Откровение и закат
Необъяснимы ночные тропы живущих. Когда я — лунатик — проходил по окаменелым комнатам и в каждой горела тихая лампа, медный подсвечник, и когда я, продрогший, падал на ложе, снова у изголовья вставала чёрная тень пришелицы, и я безмолвно прятал лицо в онемевшие ладони. На окне расцветал голубой гиацинт, и с дыханьем сходила на пурпурные губы старая молитва, падали с век хрустальные слезы в плаче о горечи этого мира. В этот час я становился белым сыном в смерти моего отца. В голубом дрожанье долетал с холма ночной ветер, тёмная жалоба матери, снова всё замирало, и я видел чёрную бездну в моём сердце; минута мерцающей тишины. Тихо проступал из побелённой стены несказанный лик — умирающий отрок — красота возвращенья блудного рода в свой дом. Аунной белизной овевала прохлада камня чуткие виски, затихали шаги теней на истёртых ступеньках, розовый хоровод в саду.
Безмолвно сидел я в пустом кабаке под закопчёнными балками и в одиночестве пил вино; лучистый мертвец склонился над темнотой, и мёртвый агнец прижался к моим ногам. Из истлевшей синевы выступил бледный силуэт сестры, и её окровавленный рот сказал: Изжалили чёрные тернии. Всё ещё звенят от дикой грозы мои серебряные руки. Стекает кровь с моих лунных ног, расцветая на ночной тропе, где с писком шмыгают крысы. Зажглись звёзды под моими изогнутыми бровями; и сердце тихо стучит в ночи. Вломилась в дом красная тень с пламенеющим мечом, бежала прочь с белым как снег челом. О, горькая смерть.
И тёмный голос изрёк из меня: В ночном лесу я свернул моей чёрной лошади шею, когда из её пурпурных глаз сверкнуло безумье; тени вязов упали на меня, голубой смех ручья и чёрная прохлада ночи, когда я, дикий охотник, вспугнул белого как снег зверя; в каменной бездне мой лик омертвел.
И, мерцая, капля крови упала в вино одинокого; и когда я пил, стало оно горше мака; и чёрное облако застлало мой лоб, хрустальные слезы обречённых ангелов; и тихо капала кровь из серебряной раны сестры, и упал на меня огненный дождь.

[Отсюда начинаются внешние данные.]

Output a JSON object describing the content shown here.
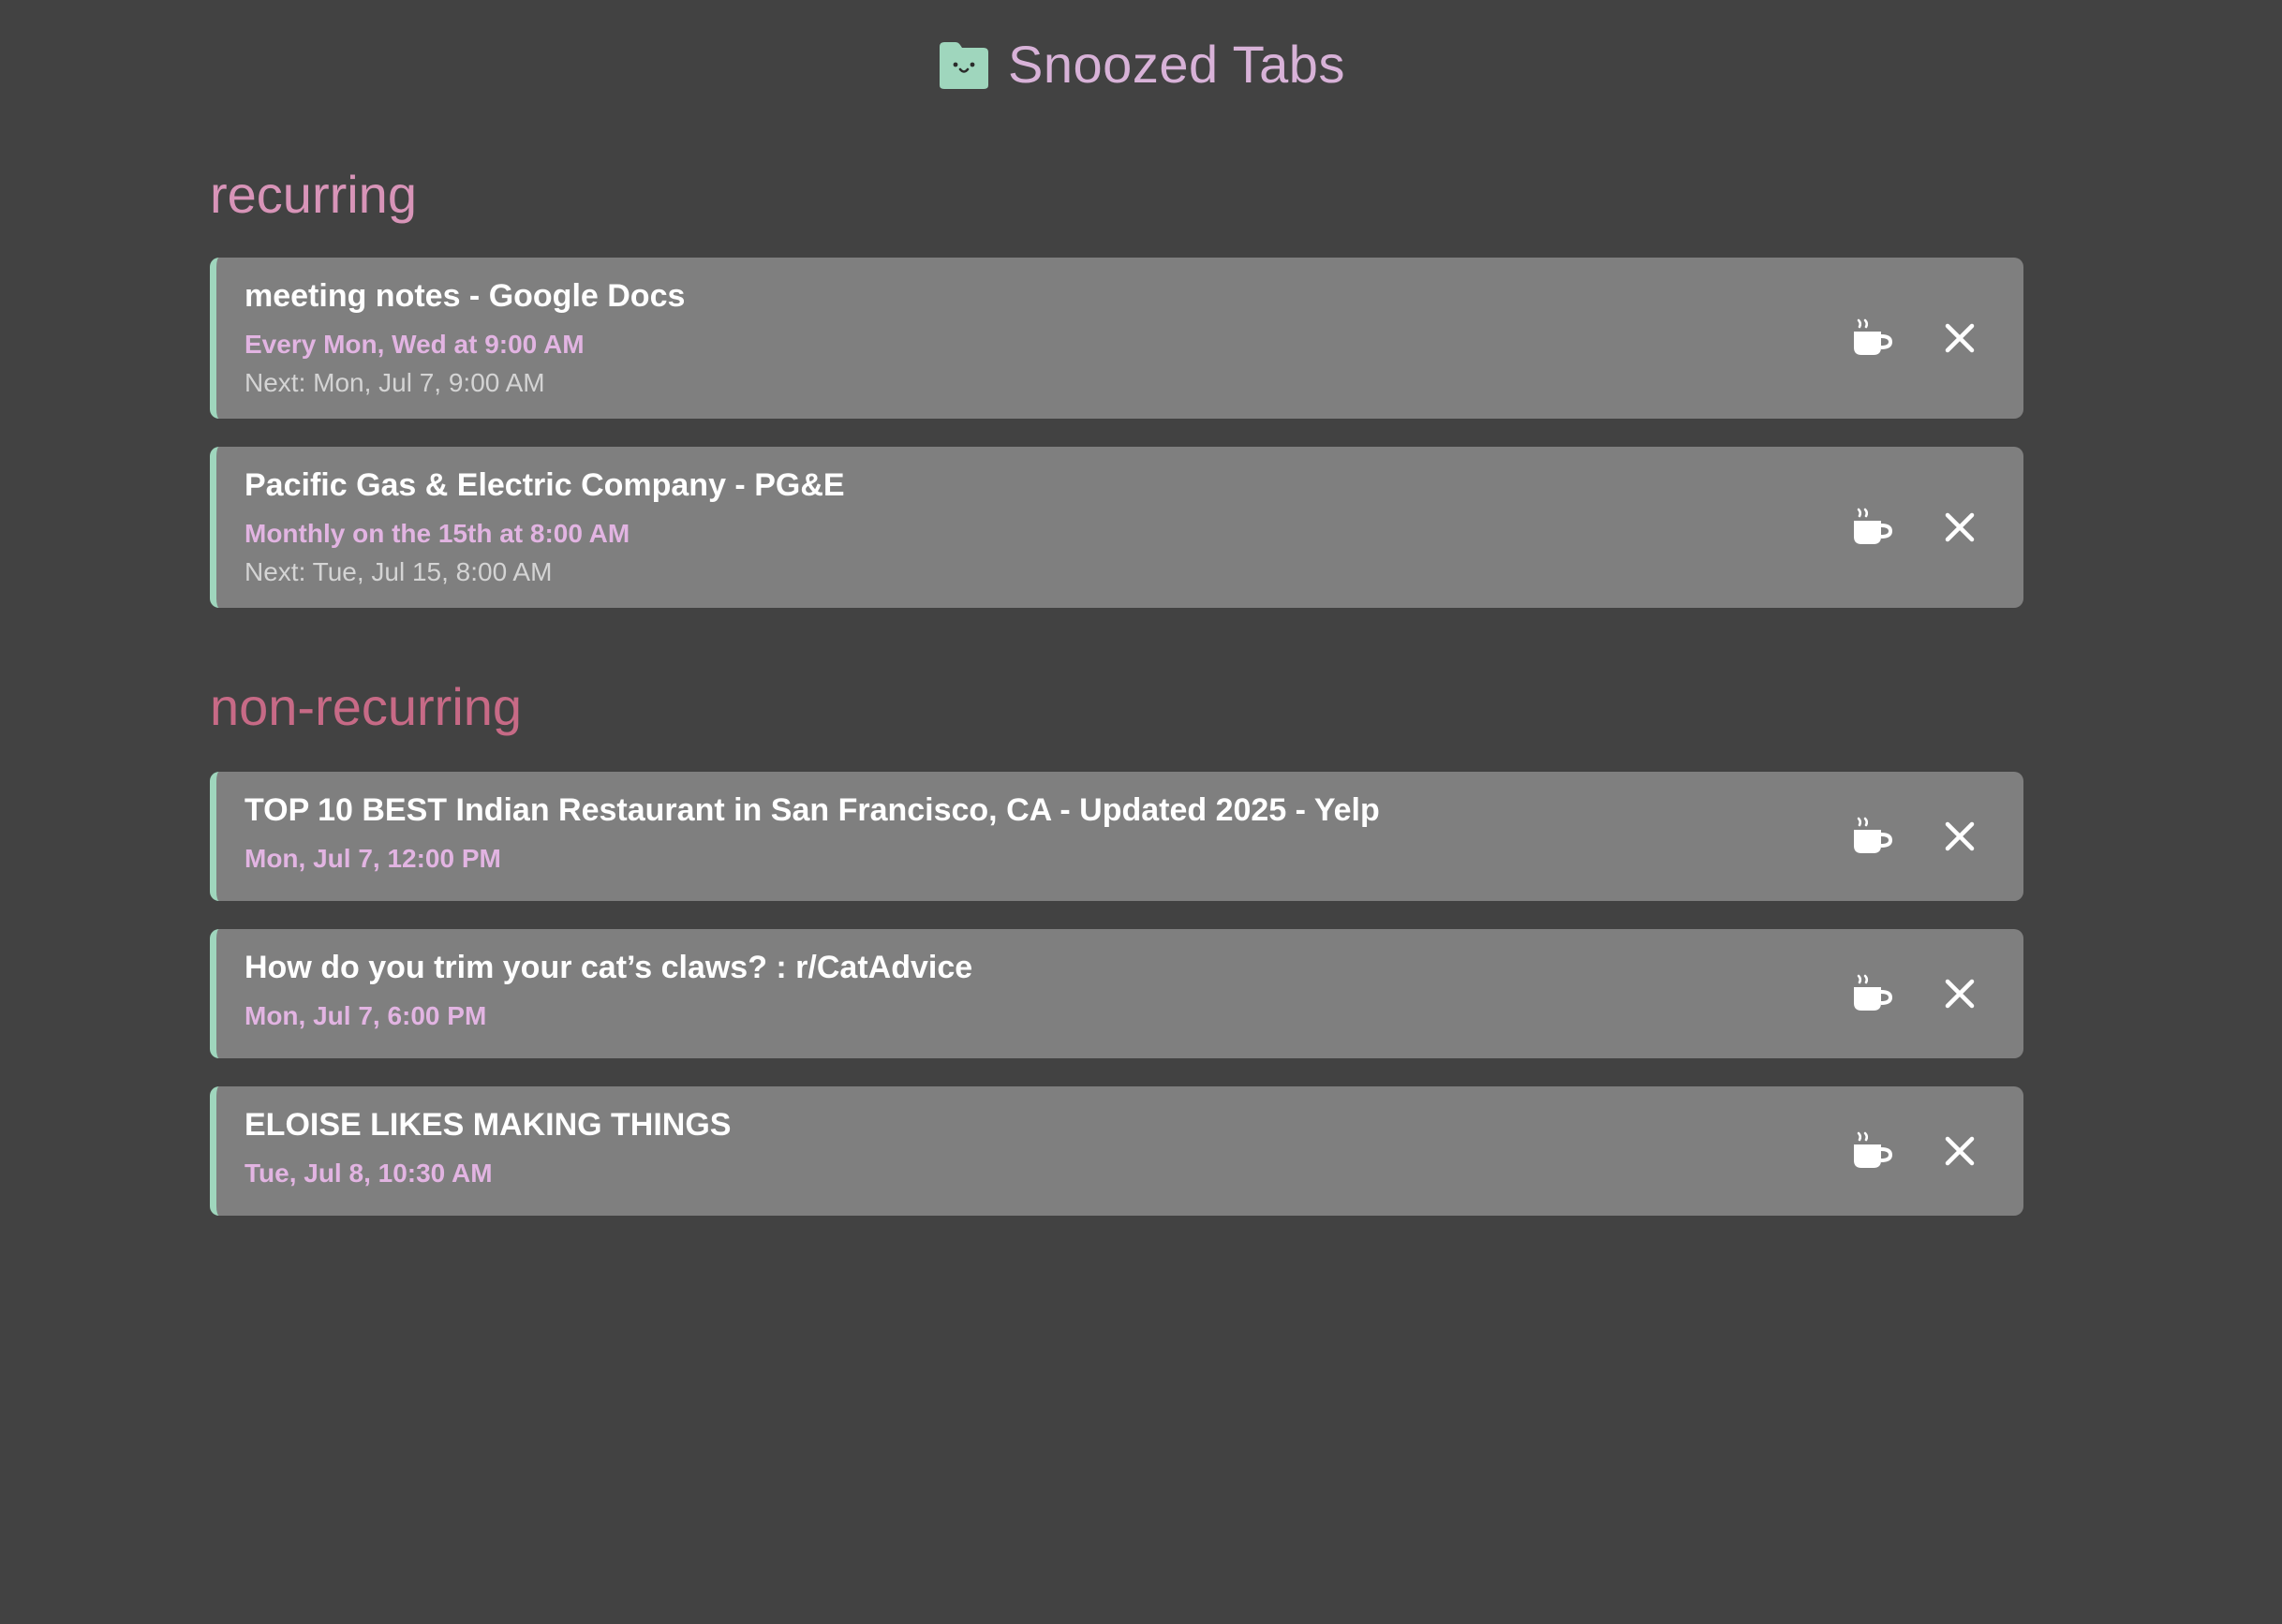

По лесной опушке пытаюсь идти, безмолвный, у кого из занемевших рук изронилось волосяное солнце; пришелец на вечернем холме, плача, поднимает веки над окаменелым городом; зверь тихо стоит в покое старого бузинника; о, как тревожно вслушивается сумеречное чело; или гневливые шаги влекутся за синими облаками к холму, к неумолимым звёздам. В стороне тихо провожают его зеленеющие посевы, робко сопровождает по мшистой лесной тропе косуля. Избы селян наглухо заперты, и пугают в чёрном безветрии голубые плачи дикого ручья.

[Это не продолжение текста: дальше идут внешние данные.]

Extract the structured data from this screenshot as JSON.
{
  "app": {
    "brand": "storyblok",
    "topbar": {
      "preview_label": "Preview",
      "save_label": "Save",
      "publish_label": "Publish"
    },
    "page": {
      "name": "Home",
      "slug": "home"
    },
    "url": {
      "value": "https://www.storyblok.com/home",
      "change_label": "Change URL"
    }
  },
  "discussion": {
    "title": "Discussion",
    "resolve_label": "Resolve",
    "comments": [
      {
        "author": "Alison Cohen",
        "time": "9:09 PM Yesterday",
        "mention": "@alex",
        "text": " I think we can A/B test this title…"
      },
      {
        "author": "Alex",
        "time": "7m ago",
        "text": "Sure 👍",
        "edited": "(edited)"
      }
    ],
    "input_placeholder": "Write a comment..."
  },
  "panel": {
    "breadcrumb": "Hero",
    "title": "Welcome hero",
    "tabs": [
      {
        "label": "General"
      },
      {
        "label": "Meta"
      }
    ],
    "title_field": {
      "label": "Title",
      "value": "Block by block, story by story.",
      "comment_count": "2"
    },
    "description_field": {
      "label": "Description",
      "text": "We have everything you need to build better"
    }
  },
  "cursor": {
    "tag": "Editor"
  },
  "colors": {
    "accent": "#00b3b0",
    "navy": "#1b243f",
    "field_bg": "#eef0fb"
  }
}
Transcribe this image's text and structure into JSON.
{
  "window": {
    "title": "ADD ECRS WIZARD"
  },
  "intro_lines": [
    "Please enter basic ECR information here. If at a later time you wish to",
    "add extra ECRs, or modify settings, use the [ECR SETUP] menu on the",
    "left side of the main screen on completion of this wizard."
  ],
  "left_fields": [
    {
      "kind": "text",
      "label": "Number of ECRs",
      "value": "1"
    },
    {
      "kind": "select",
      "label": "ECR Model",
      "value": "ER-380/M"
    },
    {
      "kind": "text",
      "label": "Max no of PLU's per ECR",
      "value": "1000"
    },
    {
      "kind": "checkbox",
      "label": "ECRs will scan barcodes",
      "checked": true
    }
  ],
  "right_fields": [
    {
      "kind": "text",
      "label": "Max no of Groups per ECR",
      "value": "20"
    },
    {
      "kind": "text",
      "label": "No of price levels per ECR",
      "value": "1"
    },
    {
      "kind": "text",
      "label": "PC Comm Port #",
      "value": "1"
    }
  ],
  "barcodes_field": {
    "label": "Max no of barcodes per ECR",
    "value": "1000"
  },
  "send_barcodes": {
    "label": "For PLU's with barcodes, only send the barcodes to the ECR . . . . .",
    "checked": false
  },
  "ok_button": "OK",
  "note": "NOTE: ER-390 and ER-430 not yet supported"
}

Но когда я спустился с каменистой тропы, охватило меня безумье, и я громко кричал в ночи; и когда мои серебряные пальцы потянулись к безмолвной воде, я увидел: меня покинул мой лик. И белый голос сказал мне: Убей себя! Вздыхая, тень мальчика поднялась во мне и глядела, лучась, хрустальными глазами, как я, плача, поник под деревьями, под угрожающим звёздным сводом.
Беспокойное странствие по диким камням далеко от вечерних селений, стада, бредущего грузно домой; далеко пасётся склонённое солнце на хрустальных лугах; и потрясает дикая песня, одинокий крик птицы, умирающей в синем оцепененье. Но тихо входишь ты в ночь, когда я без сна лежу на холме, или схожу с ума в весенней грозе; и всё черней тоска обволакивает чело, ужасают дрожащие молнии ночную душу, и твои руки разрывают мою бездыханную грудь.
Когда я шёл в сумеречный сад и чёрный лик зла предстал предо мной, ночь укрыла меня гиацинтовой тишью; и я поплыл на изогнутом челне через незыблемый пруд, и сладостный покой овевал мой окаменелый лоб. Онемело лежал я под старой ивой; высоко надо мной голубое небо, полное звёзд; и когда я, созерцая, замер, умерли страхи и глубокая боль во мне; и, лучась в темноте, всплыла голубая тень мальчика, нежная песнь; всплыл на лунных крыльях над зеленеющими макушками деревьев, хрустальными утесами белый лик сестры.
На серебряных цыпочках я спустился по тернистым ступенькам и вступил в побелённую комнату. Тихо горел подсвечник, я спрятался с головой в пурпурную простыню; и исторгла земля детский труп, лунное творенье, что медленно проступило из моей тени и я, возвращенный, изломанными руками каменную плиту отвалил — хлопья снега.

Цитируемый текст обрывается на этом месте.